What a K-Shaped Economic Recovery Means for Marketers

Economists today are busy rehearsing their ABCs. Pick up a copy of the Wall Street Journal or Financial Times, and you might encounter plenty of analysis on a U-, V-, or W-shaped economic recovery. The letters form a convenient way to convey predictions on the speed, direction, and rockiness of economic trajectories that might lead us out of the current recession.
It helps that these letters are easy to overlay on top of stock market and GDP charts.

But before you think these letters only serve as didactic tools, or paint the economy in broad strokes too large to matter for everyday business, consider this: these models allow policymakers to plan for various outcomes and help address the problems businesses face today. The subsidies businesses receive, or which monetary or taxing policies are adopted by governments, largely depend on their perception of what an economic recovery would look like.

In recent months, one “letter shape” path has emerged as a grave area of concern for economists, partly because recent trends have already started to draw out its unusual form. A K-shaped recovery describes an economy where large asset holders, big businesses, and high-net-worth individuals have an opportunity to thrive, while small businesses and regular wage earners continue to bear the brunt of economic decline.

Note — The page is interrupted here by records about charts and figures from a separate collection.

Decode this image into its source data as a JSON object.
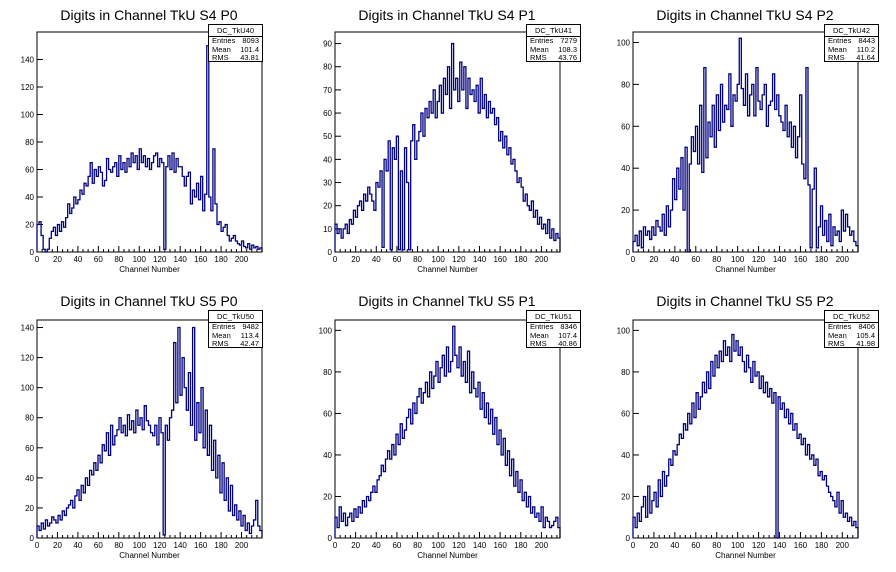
{
  "canvas": {
    "background": "#ffffff",
    "line_color": "#000080"
  },
  "chart_data": [
    {
      "type": "histogram",
      "title": "Digits in Channel TkU S4 P0",
      "xlabel": "Channel Number",
      "xlim": [
        0,
        220
      ],
      "ylim": [
        0,
        160
      ],
      "xticks": [
        0,
        20,
        40,
        60,
        80,
        100,
        120,
        140,
        160,
        180,
        200
      ],
      "yticks": [
        0,
        20,
        40,
        60,
        80,
        100,
        120,
        140
      ],
      "stats": {
        "name": "DC_TkU40",
        "entries": "8093",
        "mean": "101.4",
        "rms": "43.81"
      },
      "values": [
        20,
        22,
        12,
        2,
        0,
        2,
        10,
        15,
        18,
        12,
        20,
        15,
        22,
        18,
        25,
        35,
        28,
        32,
        40,
        35,
        38,
        45,
        42,
        50,
        48,
        55,
        65,
        50,
        60,
        55,
        62,
        58,
        48,
        52,
        68,
        60,
        58,
        62,
        65,
        55,
        70,
        60,
        65,
        58,
        68,
        62,
        72,
        65,
        70,
        60,
        75,
        65,
        70,
        62,
        68,
        60,
        65,
        70,
        72,
        62,
        68,
        65,
        2,
        62,
        70,
        60,
        72,
        58,
        68,
        62,
        62,
        55,
        48,
        55,
        58,
        35,
        45,
        40,
        50,
        38,
        55,
        30,
        42,
        150,
        40,
        30,
        75,
        35,
        20,
        22,
        15,
        18,
        20,
        12,
        8,
        10,
        12,
        8,
        6,
        5,
        8,
        4,
        3,
        6,
        2,
        5,
        3,
        4,
        2,
        3
      ]
    },
    {
      "type": "histogram",
      "title": "Digits in Channel TkU S4 P1",
      "xlabel": "Channel Number",
      "xlim": [
        0,
        218
      ],
      "ylim": [
        0,
        95
      ],
      "xticks": [
        0,
        20,
        40,
        60,
        80,
        100,
        120,
        140,
        160,
        180,
        200
      ],
      "yticks": [
        0,
        10,
        20,
        30,
        40,
        50,
        60,
        70,
        80,
        90
      ],
      "stats": {
        "name": "DC_TkU41",
        "entries": "7279",
        "mean": "108.3",
        "rms": "43.76"
      },
      "values": [
        12,
        8,
        10,
        6,
        10,
        12,
        8,
        14,
        12,
        18,
        15,
        20,
        22,
        18,
        25,
        22,
        28,
        25,
        22,
        18,
        30,
        28,
        35,
        2,
        40,
        35,
        48,
        1,
        45,
        40,
        50,
        1,
        35,
        1,
        45,
        30,
        1,
        48,
        55,
        40,
        48,
        52,
        60,
        50,
        62,
        58,
        65,
        60,
        70,
        58,
        65,
        72,
        60,
        75,
        68,
        80,
        62,
        90,
        70,
        75,
        65,
        82,
        70,
        80,
        62,
        75,
        68,
        70,
        65,
        72,
        60,
        75,
        62,
        68,
        58,
        65,
        60,
        62,
        55,
        58,
        48,
        52,
        45,
        50,
        42,
        45,
        38,
        40,
        35,
        30,
        32,
        28,
        22,
        25,
        20,
        18,
        22,
        15,
        18,
        12,
        15,
        10,
        12,
        8,
        14,
        6,
        10,
        5,
        8,
        6
      ]
    },
    {
      "type": "histogram",
      "title": "Digits in Channel TkU S4 P2",
      "xlabel": "Channel Number",
      "xlim": [
        0,
        215
      ],
      "ylim": [
        0,
        105
      ],
      "xticks": [
        0,
        20,
        40,
        60,
        80,
        100,
        120,
        140,
        160,
        180,
        200
      ],
      "yticks": [
        0,
        20,
        40,
        60,
        80,
        100
      ],
      "stats": {
        "name": "DC_TkU42",
        "entries": "8443",
        "mean": "110.2",
        "rms": "41.64"
      },
      "values": [
        5,
        8,
        3,
        10,
        2,
        12,
        8,
        10,
        6,
        12,
        8,
        15,
        12,
        10,
        18,
        8,
        22,
        12,
        20,
        35,
        25,
        40,
        30,
        45,
        20,
        50,
        0,
        42,
        55,
        48,
        60,
        42,
        70,
        38,
        88,
        45,
        62,
        55,
        70,
        50,
        75,
        58,
        80,
        62,
        70,
        68,
        85,
        60,
        75,
        72,
        80,
        102,
        78,
        70,
        85,
        65,
        75,
        80,
        65,
        88,
        72,
        68,
        75,
        80,
        60,
        70,
        72,
        85,
        68,
        75,
        65,
        62,
        58,
        70,
        55,
        62,
        50,
        60,
        45,
        55,
        75,
        42,
        35,
        88,
        32,
        2,
        30,
        40,
        2,
        12,
        22,
        8,
        15,
        5,
        18,
        3,
        12,
        8,
        10,
        5,
        20,
        10,
        18,
        12,
        8,
        10,
        5,
        3
      ]
    },
    {
      "type": "histogram",
      "title": "Digits in Channel TkU S5 P0",
      "xlabel": "Channel Number",
      "xlim": [
        0,
        220
      ],
      "ylim": [
        0,
        145
      ],
      "xticks": [
        0,
        20,
        40,
        60,
        80,
        100,
        120,
        140,
        160,
        180,
        200
      ],
      "yticks": [
        0,
        20,
        40,
        60,
        80,
        100,
        120,
        140
      ],
      "stats": {
        "name": "DC_TkU50",
        "entries": "9482",
        "mean": "113.4",
        "rms": "42.47"
      },
      "values": [
        8,
        5,
        10,
        6,
        12,
        8,
        10,
        14,
        12,
        10,
        15,
        12,
        18,
        15,
        20,
        22,
        25,
        20,
        28,
        32,
        25,
        35,
        30,
        40,
        35,
        45,
        42,
        50,
        45,
        55,
        50,
        62,
        58,
        70,
        55,
        75,
        62,
        68,
        72,
        80,
        70,
        75,
        68,
        82,
        72,
        78,
        70,
        85,
        75,
        80,
        72,
        88,
        78,
        75,
        70,
        68,
        75,
        62,
        80,
        70,
        2,
        75,
        65,
        80,
        85,
        130,
        90,
        140,
        95,
        120,
        100,
        85,
        110,
        75,
        140,
        65,
        90,
        70,
        100,
        60,
        85,
        55,
        75,
        45,
        65,
        40,
        55,
        30,
        50,
        25,
        40,
        18,
        35,
        15,
        22,
        12,
        18,
        8,
        15,
        5,
        10,
        3,
        8,
        12,
        25,
        8,
        5
      ]
    },
    {
      "type": "histogram",
      "title": "Digits in Channel TkU S5 P1",
      "xlabel": "Channel Number",
      "xlim": [
        0,
        218
      ],
      "ylim": [
        0,
        105
      ],
      "xticks": [
        0,
        20,
        40,
        60,
        80,
        100,
        120,
        140,
        160,
        180,
        200
      ],
      "yticks": [
        0,
        20,
        40,
        60,
        80,
        100
      ],
      "stats": {
        "name": "DC_TkU51",
        "entries": "8346",
        "mean": "107.4",
        "rms": "40.86"
      },
      "values": [
        10,
        5,
        15,
        8,
        12,
        6,
        10,
        12,
        8,
        14,
        10,
        15,
        12,
        18,
        15,
        20,
        18,
        22,
        25,
        22,
        28,
        30,
        35,
        32,
        38,
        42,
        38,
        45,
        40,
        50,
        45,
        55,
        48,
        52,
        58,
        62,
        55,
        65,
        60,
        68,
        72,
        65,
        70,
        75,
        68,
        80,
        72,
        78,
        85,
        75,
        82,
        88,
        78,
        92,
        80,
        85,
        102,
        88,
        82,
        92,
        78,
        85,
        75,
        90,
        70,
        80,
        72,
        68,
        75,
        62,
        70,
        58,
        65,
        55,
        62,
        50,
        58,
        45,
        52,
        40,
        48,
        35,
        42,
        30,
        38,
        25,
        32,
        22,
        28,
        18,
        22,
        15,
        20,
        12,
        15,
        10,
        12,
        8,
        15,
        5,
        10,
        8,
        5,
        6,
        8,
        10,
        5
      ]
    },
    {
      "type": "histogram",
      "title": "Digits in Channel TkU S5 P2",
      "xlabel": "Channel Number",
      "xlim": [
        0,
        215
      ],
      "ylim": [
        0,
        105
      ],
      "xticks": [
        0,
        20,
        40,
        60,
        80,
        100,
        120,
        140,
        160,
        180,
        200
      ],
      "yticks": [
        0,
        20,
        40,
        60,
        80,
        100
      ],
      "stats": {
        "name": "DC_TkU52",
        "entries": "8406",
        "mean": "105.4",
        "rms": "41.98"
      },
      "values": [
        10,
        5,
        12,
        8,
        15,
        20,
        10,
        25,
        12,
        18,
        22,
        15,
        28,
        20,
        32,
        25,
        30,
        38,
        35,
        42,
        40,
        45,
        50,
        48,
        55,
        52,
        60,
        55,
        65,
        58,
        70,
        62,
        68,
        75,
        70,
        80,
        72,
        85,
        78,
        88,
        82,
        90,
        85,
        95,
        88,
        92,
        85,
        98,
        90,
        95,
        88,
        92,
        85,
        80,
        88,
        82,
        75,
        85,
        78,
        80,
        72,
        78,
        70,
        75,
        68,
        72,
        65,
        70,
        0,
        68,
        62,
        65,
        58,
        62,
        55,
        60,
        52,
        55,
        48,
        50,
        45,
        48,
        40,
        45,
        38,
        40,
        35,
        38,
        30,
        32,
        28,
        30,
        25,
        22,
        20,
        18,
        15,
        22,
        12,
        18,
        10,
        12,
        8,
        10,
        6,
        8,
        5
      ]
    }
  ]
}
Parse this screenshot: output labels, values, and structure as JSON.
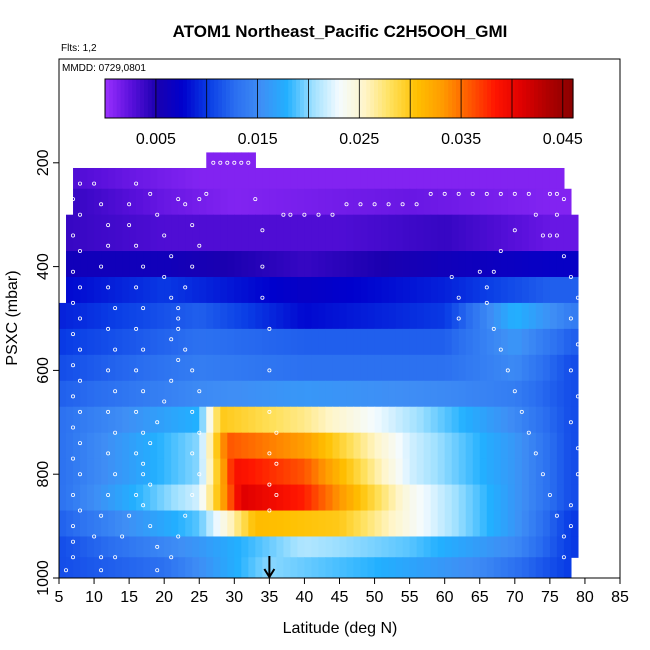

For marketers, this demands a call to action. As the disconnect between big businesses and customers grows, the potential for missing the mark through messaging increases. Here are three tips to keep your marketing efforts relevant, useful, and aligned with the interests of consumers.

Demonstrate Value

For a simple demonstration of a K-shaped recovery, compare the all-time record-breaking highs of the S&P 500 with current unemployment figures. Or compare the decisions facing the global investment firm BlackRock — that recently announced a $156 billion “dry powder” fund ready to invest in depreciated assets such as shares, properties, and loans — versus those which will have to be made by the 70% of Americans with less than $1000 in savings.

With less discretionary income, consumers will need to stretch their dollar and make sure every purchase counts. It has never been more critical to demonstrate the value of products, and to consider rethinking the balance between aspirational and lifestyle advertising and more direct, value-first advertising.

Be Outspoken

The diverging paths of the K-shaped recovery are stark, and could continue to grow if left unchecked. But while the disconnect between the stock market and the everyday health of the economy might be startling, it’s not so hard to grasp considering how giants like Amazon and Uber are in an ideal scenario — amidst struggling brick-and-mortar retail and decreased use of public transportation — to thrive.

Brands should not be afraid to confront these hard realities, as they will soon take hold of the public conversation just as other social causes — including climate change and racial equity — came to the forefront during the pandemic. Brands should speak out on inequality with the same energy they have dedicated to other causes. They should see it as an opportunity to connect to consumers and create more authentic brands.

This can extend further when your brand uses its platform to educate consumers through content, and when corporate social responsibility demonstrates a genuine interest in helping a struggling workforce.

Influence Values for the Better

The deceptiveness of a K-shaped recovery is that, by definition, it can’t last long. With reductions in consumer buying power affecting all kinds of businesses in the long term, living in an unequal society is simply bad for business. When essential workers can’t afford housing close to the cities they serve, or when the average worker can’t afford discretionary spending on travel, restaurants, and entertainment, entire businesses, industries, and cities face collapse.

In this sense, we are all, actually, “in it together,” as too many commercials have reminded us. But this messaging is only good as long as people believe it. Fortunately for marketers, here lies the key to making a difference: changing what people believe in.
Advertising has long played a role in determining the values of American society, from shaping the definition of the nuclear family to defining our aspirations for products and lifestyles. Is it time to use advertising to redefine what success is – in finding purpose in our lives, our families, our communities? In finding common ground between brands and consumers to be united not just by a product or service, but by values? Yes, we’re here to sell, but we’re also here to make connections with consumers and do good business by doing good.

Many marketers took on the moral responsibility of helping promote the recommended social, health, and communications guidelines presented by the CDC and World Health Organization during the pandemic. In the future, they should continue taking on the moral responsibility of building a more equitable world by using their platform to pose these questions and provide actionable solutions. While a K-shaped recovery could widen the gap between businesses and their customers, there’s an opportunity for brands to bridge the chasm by focusing on what consumers need right now – value in product, but also shared values with brands and their communities.